Because the grid itself is broken in ways that take years to fix—generation, transmission, distribution all need work. Meanwhile, factories are closing. So NDPHC is saying: we can offer a faster solution to the businesses that matter most to the economy, and that buys time while the bigger infrastructure work happens.
But doesn't that just create a two-tier system—reliable power for the rich, chaos for everyone else?
It does, yes. That's the tension Adighije doesn't quite name. The programme helps large industrial consumers, which is economically rational. But it doesn't solve the problem for small businesses, households, or the grid as a whole.
So what's the real incentive for NDPHC to do this?
Multiple things. It generates revenue from large, creditworthy customers who will actually pay their bills. It demonstrates that NDPHC can deliver reliable power—proof of concept. And it supports industrial growth, which is politically valuable. Everyone wins except the broader system.

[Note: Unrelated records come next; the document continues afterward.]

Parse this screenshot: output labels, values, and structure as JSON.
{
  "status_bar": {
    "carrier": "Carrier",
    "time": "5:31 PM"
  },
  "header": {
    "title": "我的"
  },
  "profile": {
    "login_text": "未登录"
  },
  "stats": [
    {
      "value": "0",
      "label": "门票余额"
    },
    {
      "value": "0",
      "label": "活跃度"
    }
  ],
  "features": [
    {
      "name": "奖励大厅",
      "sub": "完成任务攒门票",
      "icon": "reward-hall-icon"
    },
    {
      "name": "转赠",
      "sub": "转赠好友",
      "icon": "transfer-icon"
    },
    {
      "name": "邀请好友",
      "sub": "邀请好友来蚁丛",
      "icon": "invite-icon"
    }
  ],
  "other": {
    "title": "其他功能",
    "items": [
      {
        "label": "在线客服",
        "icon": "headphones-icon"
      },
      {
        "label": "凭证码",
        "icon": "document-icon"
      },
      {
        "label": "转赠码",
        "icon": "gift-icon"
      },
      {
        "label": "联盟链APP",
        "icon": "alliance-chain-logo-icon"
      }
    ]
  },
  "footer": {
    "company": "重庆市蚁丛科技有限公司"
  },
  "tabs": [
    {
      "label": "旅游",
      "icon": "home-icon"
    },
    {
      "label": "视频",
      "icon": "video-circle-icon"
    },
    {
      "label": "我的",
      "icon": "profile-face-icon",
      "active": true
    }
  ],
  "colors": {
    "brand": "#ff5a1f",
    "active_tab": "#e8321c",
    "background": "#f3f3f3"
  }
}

Is there any indication this actually works?
The source doesn't provide evidence of success yet. It's a pitch, not a report card. We don't know how many businesses have signed up, whether the power actually stays on, or whether it's changed anyone's investment decisions.
What would success look like?
A factory that was planning to relocate to Ghana or Cameroon decides to stay and expand in Nigeria instead. A new manufacturing plant gets built because the owner believes the power will be there. Jobs created. That's what Adighije is selling. Whether it happens is a different question.